Groups seem to be almost there.

When I create a group and place two copies, I actually get multiple items, as I can actually remove any one from just one instance of the group. MIn other words, a group made up of four walls, placed twice with a common wall overlapping actually results in 8 wall objects in the database, with one of the overlapping simple Excluded From instance. Cool, until you try to take advantage in a Design option.
This is a four story building and I want to look at two design schemes, one with a brick facing on the first floor, and the rest get a stucco or whatever, creating a "heavy base" kind of look. The other is stucco on the first three floors, and a metal siding on just the top floor, creating a "light top" look. The finish expression is not really tied to the building form yet, so I want to be able to flex the walls and have the two skin expressions continue to work.

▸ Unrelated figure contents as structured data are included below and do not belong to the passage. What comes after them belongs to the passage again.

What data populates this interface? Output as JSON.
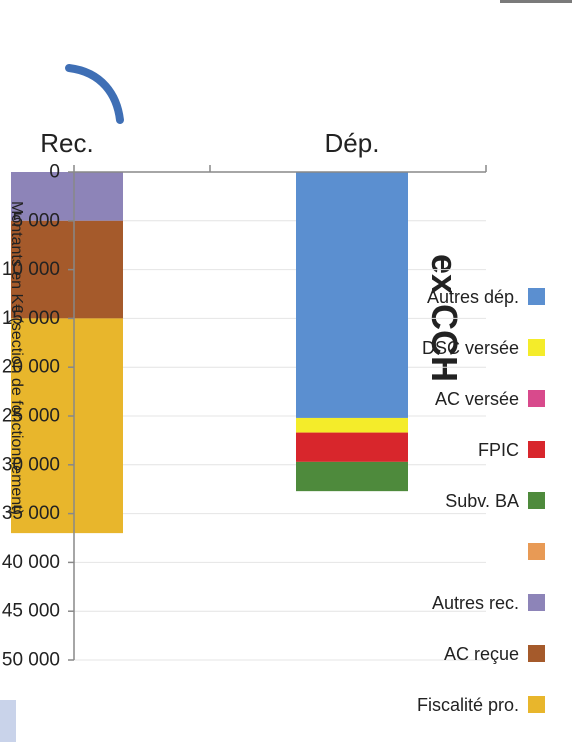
{
  "chart_data": {
    "type": "bar",
    "stacked": true,
    "title": "ex CCH",
    "ylabel": "Montants en K€ (section de fonctionnement)",
    "xlabel": "",
    "categories": [
      "Dép.",
      "Rec."
    ],
    "ylim": [
      0,
      50000
    ],
    "yticks": [
      0,
      5000,
      10000,
      15000,
      20000,
      25000,
      30000,
      35000,
      40000,
      45000,
      50000
    ],
    "ytick_labels": [
      "0",
      "5 000",
      "10 000",
      "15 000",
      "20 000",
      "25 000",
      "30 000",
      "35 000",
      "40 000",
      "45 000",
      "50 000"
    ],
    "legend_position": "right",
    "series": [
      {
        "name": "Autres dép.",
        "color": "#5b8fd0",
        "values": [
          25200,
          0
        ]
      },
      {
        "name": "DSC versée",
        "color": "#f4ec2a",
        "values": [
          1500,
          0
        ]
      },
      {
        "name": "AC versée",
        "color": "#d84a8c",
        "values": [
          0,
          0
        ]
      },
      {
        "name": "FPIC",
        "color": "#d8262c",
        "values": [
          3000,
          0
        ]
      },
      {
        "name": "Subv. BA",
        "color": "#4e8a3c",
        "values": [
          3000,
          0
        ]
      },
      {
        "name": "",
        "color": "#e89a55",
        "values": [
          0,
          0
        ]
      },
      {
        "name": "Autres rec.",
        "color": "#8d84b8",
        "values": [
          0,
          5000
        ]
      },
      {
        "name": "AC reçue",
        "color": "#a55a2b",
        "values": [
          0,
          10000
        ]
      },
      {
        "name": "Fiscalité pro.",
        "color": "#e8b62c",
        "values": [
          0,
          22000
        ]
      }
    ],
    "legend_order": [
      "Fiscalité pro.",
      "AC reçue",
      "Autres rec.",
      "",
      "Subv. BA",
      "FPIC",
      "AC versée",
      "DSC versée",
      "Autres dép."
    ]
  }
}
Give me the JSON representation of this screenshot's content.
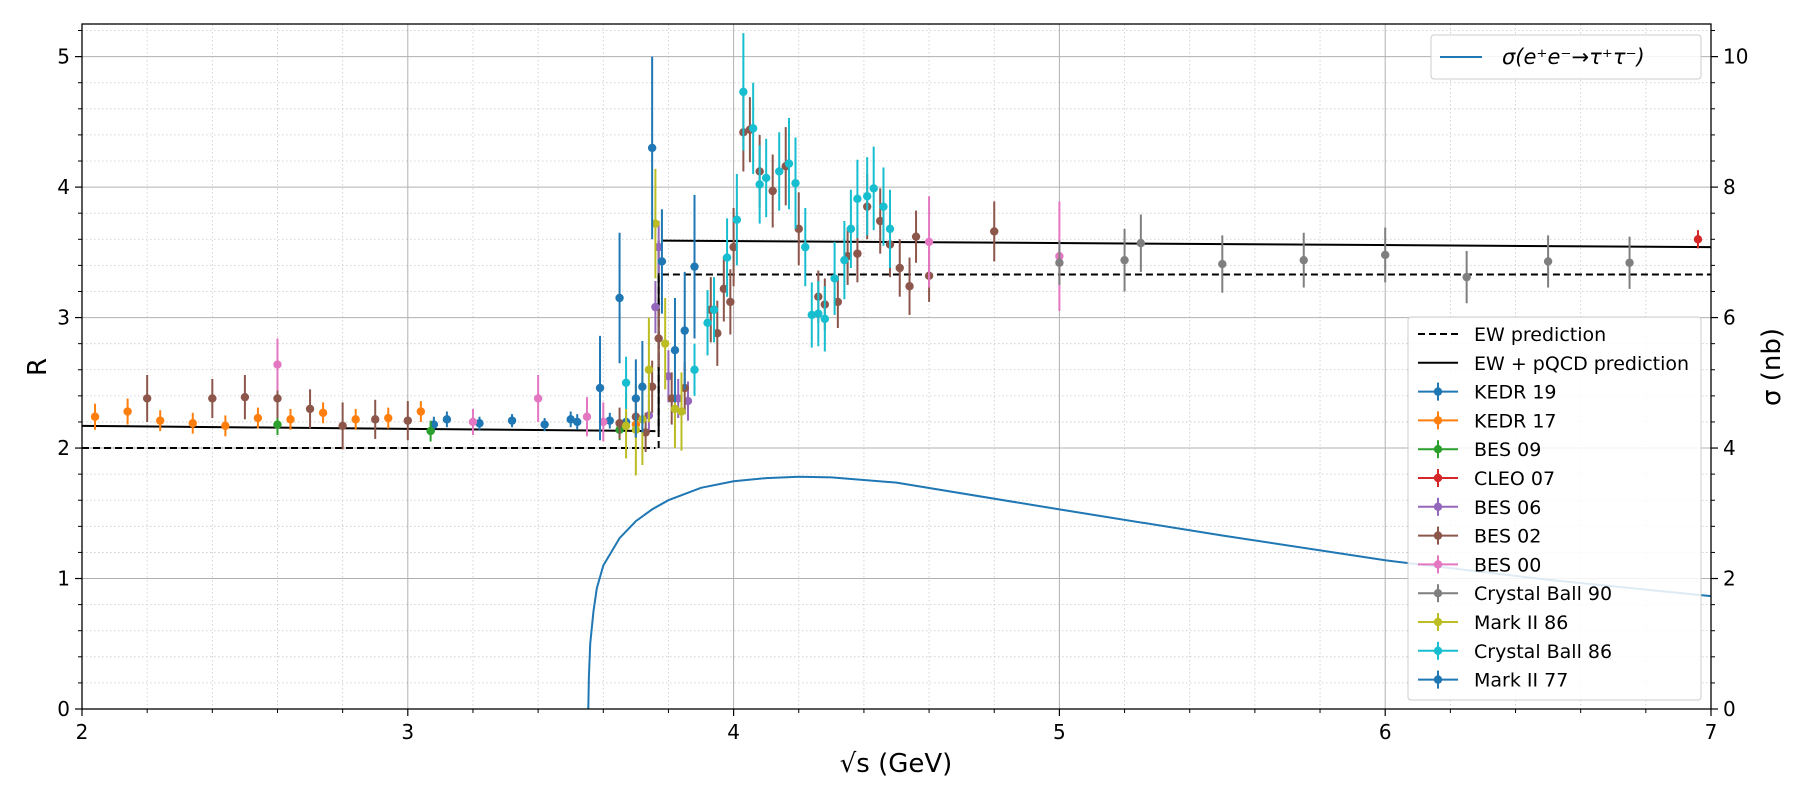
{
  "chart_data": {
    "type": "scatter",
    "title": "",
    "xlabel": "√s (GeV)",
    "ylabel": "R",
    "y2label": "σ (nb)",
    "xlim": [
      2,
      7
    ],
    "ylim": [
      0,
      5.25
    ],
    "y2lim": [
      0,
      10.5
    ],
    "x_ticks": [
      "2",
      "3",
      "4",
      "5",
      "6",
      "7"
    ],
    "y_ticks": [
      "0",
      "1",
      "2",
      "3",
      "4",
      "5"
    ],
    "y2_ticks": [
      "0",
      "2",
      "4",
      "6",
      "8",
      "10"
    ],
    "grid": true,
    "minor_grid": true,
    "legend_top": {
      "placement": "top-right",
      "label": "σ(e⁺e⁻→τ⁺τ⁻)"
    },
    "legend_main": {
      "placement": "right",
      "entries": [
        {
          "label": "EW prediction",
          "style": "dashed"
        },
        {
          "label": "EW + pQCD prediction",
          "style": "solid"
        }
      ]
    },
    "lines": [
      {
        "name": "EW prediction",
        "color": "#000000",
        "style": "dashed",
        "segments": [
          [
            [
              2.0,
              2.0
            ],
            [
              3.76,
              2.0
            ]
          ],
          [
            [
              3.78,
              3.33
            ],
            [
              7.0,
              3.33
            ]
          ]
        ],
        "vertical": [
          3.77,
          2.0,
          3.33
        ]
      },
      {
        "name": "EW + pQCD prediction",
        "color": "#000000",
        "style": "solid",
        "segments": [
          [
            [
              2.0,
              2.17
            ],
            [
              3.76,
              2.13
            ]
          ],
          [
            [
              3.78,
              3.59
            ],
            [
              7.0,
              3.54
            ]
          ]
        ],
        "vertical": [
          3.77,
          2.13,
          3.59
        ]
      },
      {
        "name": "σ(e⁺e⁻→τ⁺τ⁻)",
        "color": "#1f77b4",
        "style": "solid",
        "axis": "y2",
        "points": [
          [
            3.554,
            0.0
          ],
          [
            3.556,
            0.5
          ],
          [
            3.56,
            1.0
          ],
          [
            3.57,
            1.5
          ],
          [
            3.58,
            1.85
          ],
          [
            3.6,
            2.2
          ],
          [
            3.65,
            2.62
          ],
          [
            3.7,
            2.88
          ],
          [
            3.75,
            3.06
          ],
          [
            3.8,
            3.2
          ],
          [
            3.9,
            3.39
          ],
          [
            4.0,
            3.49
          ],
          [
            4.1,
            3.54
          ],
          [
            4.2,
            3.56
          ],
          [
            4.3,
            3.55
          ],
          [
            4.5,
            3.47
          ],
          [
            5.0,
            3.06
          ],
          [
            5.5,
            2.66
          ],
          [
            6.0,
            2.28
          ],
          [
            6.5,
            1.98
          ],
          [
            7.0,
            1.73
          ]
        ]
      }
    ],
    "series": [
      {
        "name": "KEDR 19",
        "color": "#1f77b4",
        "points": [
          [
            3.08,
            2.18,
            0.06
          ],
          [
            3.12,
            2.22,
            0.06
          ],
          [
            3.22,
            2.19,
            0.05
          ],
          [
            3.32,
            2.21,
            0.05
          ],
          [
            3.42,
            2.18,
            0.05
          ],
          [
            3.5,
            2.22,
            0.06
          ],
          [
            3.52,
            2.2,
            0.06
          ],
          [
            3.62,
            2.21,
            0.06
          ],
          [
            3.67,
            2.2,
            0.08
          ]
        ]
      },
      {
        "name": "KEDR 17",
        "color": "#ff7f0e",
        "points": [
          [
            2.04,
            2.24,
            0.1
          ],
          [
            2.14,
            2.28,
            0.1
          ],
          [
            2.24,
            2.21,
            0.08
          ],
          [
            2.34,
            2.19,
            0.08
          ],
          [
            2.44,
            2.17,
            0.08
          ],
          [
            2.54,
            2.23,
            0.08
          ],
          [
            2.64,
            2.22,
            0.08
          ],
          [
            2.74,
            2.27,
            0.08
          ],
          [
            2.84,
            2.22,
            0.08
          ],
          [
            2.94,
            2.23,
            0.08
          ],
          [
            3.04,
            2.28,
            0.08
          ],
          [
            3.7,
            2.18,
            0.1
          ]
        ]
      },
      {
        "name": "BES 09",
        "color": "#2ca02c",
        "points": [
          [
            2.6,
            2.18,
            0.08
          ],
          [
            3.07,
            2.13,
            0.08
          ],
          [
            3.65,
            2.14,
            0.08
          ]
        ]
      },
      {
        "name": "CLEO 07",
        "color": "#d62728",
        "points": [
          [
            6.96,
            3.6,
            0.07
          ]
        ]
      },
      {
        "name": "BES 06",
        "color": "#9467bd",
        "points": [
          [
            3.74,
            2.25,
            0.12
          ],
          [
            3.76,
            3.08,
            0.2
          ],
          [
            3.77,
            3.54,
            0.2
          ],
          [
            3.8,
            2.55,
            0.2
          ],
          [
            3.83,
            2.38,
            0.15
          ],
          [
            3.86,
            2.36,
            0.15
          ]
        ]
      },
      {
        "name": "BES 02",
        "color": "#8c564b",
        "points": [
          [
            2.2,
            2.38,
            0.18
          ],
          [
            2.4,
            2.38,
            0.15
          ],
          [
            2.5,
            2.39,
            0.17
          ],
          [
            2.6,
            2.38,
            0.15
          ],
          [
            2.7,
            2.3,
            0.15
          ],
          [
            2.8,
            2.17,
            0.18
          ],
          [
            2.9,
            2.22,
            0.15
          ],
          [
            3.0,
            2.21,
            0.15
          ],
          [
            3.65,
            2.19,
            0.12
          ],
          [
            3.7,
            2.24,
            0.15
          ],
          [
            3.73,
            2.12,
            0.15
          ],
          [
            3.75,
            2.47,
            0.2
          ],
          [
            3.77,
            2.84,
            0.22
          ],
          [
            3.81,
            2.38,
            0.2
          ],
          [
            3.85,
            2.46,
            0.2
          ],
          [
            3.93,
            3.06,
            0.25
          ],
          [
            3.95,
            2.88,
            0.25
          ],
          [
            3.97,
            3.22,
            0.25
          ],
          [
            3.99,
            3.12,
            0.25
          ],
          [
            4.0,
            3.54,
            0.3
          ],
          [
            4.03,
            4.42,
            0.3
          ],
          [
            4.05,
            4.44,
            0.25
          ],
          [
            4.08,
            4.12,
            0.28
          ],
          [
            4.12,
            3.97,
            0.28
          ],
          [
            4.16,
            4.16,
            0.3
          ],
          [
            4.2,
            3.68,
            0.28
          ],
          [
            4.26,
            3.16,
            0.2
          ],
          [
            4.28,
            3.1,
            0.2
          ],
          [
            4.32,
            3.12,
            0.2
          ],
          [
            4.35,
            3.47,
            0.22
          ],
          [
            4.38,
            3.49,
            0.22
          ],
          [
            4.41,
            3.85,
            0.25
          ],
          [
            4.45,
            3.74,
            0.25
          ],
          [
            4.48,
            3.56,
            0.25
          ],
          [
            4.51,
            3.38,
            0.22
          ],
          [
            4.54,
            3.24,
            0.22
          ],
          [
            4.56,
            3.62,
            0.2
          ],
          [
            4.6,
            3.32,
            0.2
          ],
          [
            4.8,
            3.66,
            0.23
          ]
        ]
      },
      {
        "name": "BES 00",
        "color": "#e377c2",
        "points": [
          [
            2.6,
            2.64,
            0.2
          ],
          [
            3.2,
            2.2,
            0.1
          ],
          [
            3.4,
            2.38,
            0.18
          ],
          [
            3.55,
            2.24,
            0.15
          ],
          [
            3.6,
            2.2,
            0.15
          ],
          [
            4.6,
            3.58,
            0.35
          ],
          [
            5.0,
            3.47,
            0.42
          ]
        ]
      },
      {
        "name": "Crystal Ball 90",
        "color": "#7f7f7f",
        "points": [
          [
            5.0,
            3.42,
            0.17
          ],
          [
            5.2,
            3.44,
            0.24
          ],
          [
            5.25,
            3.57,
            0.22
          ],
          [
            5.5,
            3.41,
            0.22
          ],
          [
            5.75,
            3.44,
            0.21
          ],
          [
            6.0,
            3.48,
            0.21
          ],
          [
            6.25,
            3.31,
            0.2
          ],
          [
            6.5,
            3.43,
            0.2
          ],
          [
            6.75,
            3.42,
            0.2
          ]
        ]
      },
      {
        "name": "Mark II 86",
        "color": "#bcbd22",
        "points": [
          [
            3.67,
            2.17,
            0.25
          ],
          [
            3.7,
            2.14,
            0.35
          ],
          [
            3.72,
            2.22,
            0.35
          ],
          [
            3.74,
            2.6,
            0.4
          ],
          [
            3.76,
            3.72,
            0.42
          ],
          [
            3.79,
            2.8,
            0.35
          ],
          [
            3.82,
            2.3,
            0.3
          ],
          [
            3.84,
            2.28,
            0.3
          ]
        ]
      },
      {
        "name": "Crystal Ball 86",
        "color": "#17becf",
        "points": [
          [
            3.67,
            2.5,
            0.2
          ],
          [
            3.88,
            2.6,
            0.2
          ],
          [
            3.92,
            2.96,
            0.25
          ],
          [
            3.94,
            3.06,
            0.25
          ],
          [
            3.98,
            3.46,
            0.3
          ],
          [
            4.01,
            3.75,
            0.35
          ],
          [
            4.03,
            4.73,
            0.45
          ],
          [
            4.06,
            4.45,
            0.35
          ],
          [
            4.08,
            4.02,
            0.3
          ],
          [
            4.1,
            4.07,
            0.3
          ],
          [
            4.14,
            4.12,
            0.3
          ],
          [
            4.17,
            4.18,
            0.35
          ],
          [
            4.19,
            4.03,
            0.35
          ],
          [
            4.22,
            3.54,
            0.3
          ],
          [
            4.24,
            3.02,
            0.25
          ],
          [
            4.26,
            3.03,
            0.25
          ],
          [
            4.28,
            2.99,
            0.25
          ],
          [
            4.31,
            3.3,
            0.28
          ],
          [
            4.34,
            3.44,
            0.3
          ],
          [
            4.36,
            3.68,
            0.3
          ],
          [
            4.38,
            3.91,
            0.3
          ],
          [
            4.41,
            3.93,
            0.3
          ],
          [
            4.43,
            3.99,
            0.32
          ],
          [
            4.46,
            3.85,
            0.3
          ],
          [
            4.48,
            3.68,
            0.3
          ]
        ]
      },
      {
        "name": "Mark II 77",
        "color": "#1f77b4",
        "points": [
          [
            3.59,
            2.46,
            0.4
          ],
          [
            3.65,
            3.15,
            0.5
          ],
          [
            3.7,
            2.38,
            0.3
          ],
          [
            3.72,
            2.47,
            0.35
          ],
          [
            3.75,
            4.3,
            0.7
          ],
          [
            3.78,
            3.43,
            0.4
          ],
          [
            3.82,
            2.75,
            0.4
          ],
          [
            3.85,
            2.9,
            0.45
          ],
          [
            3.88,
            3.39,
            0.55
          ]
        ]
      }
    ]
  }
}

What I tried was this. I made an exterior envelope of simple generic walls, grouped it, and placed the group in two design options. Because the south wall in Design Option 1 is in theory a separate object from the south wall in design option two, I expected to be able to split face in Option 1 at the first floor and paint in some materials, and split face at the 3rd floor on option 2. But alas, Groups and Design options don't play well at all. I have to have two un-grouped sets of exterior walls in order to do separate split faces, and then I have to track changes in both, I don't get any Group value.
So,m it seems to me that Groups and Design options should work together, so I can indeed have one group, that I can adjust spatially, but two instances of the walls, one in each Design option, that I can then independently Split Face.

This would be great for Interiors as well, where the group is placed in the Primary Option and populates the main set, and again in a Design option so the paint scheme can be worked on. If the walls in the group move, the Architectural set stays up to date, and the Interiors "option" also stays up to date spatially, along with having the split faces and painted in colors for presentations.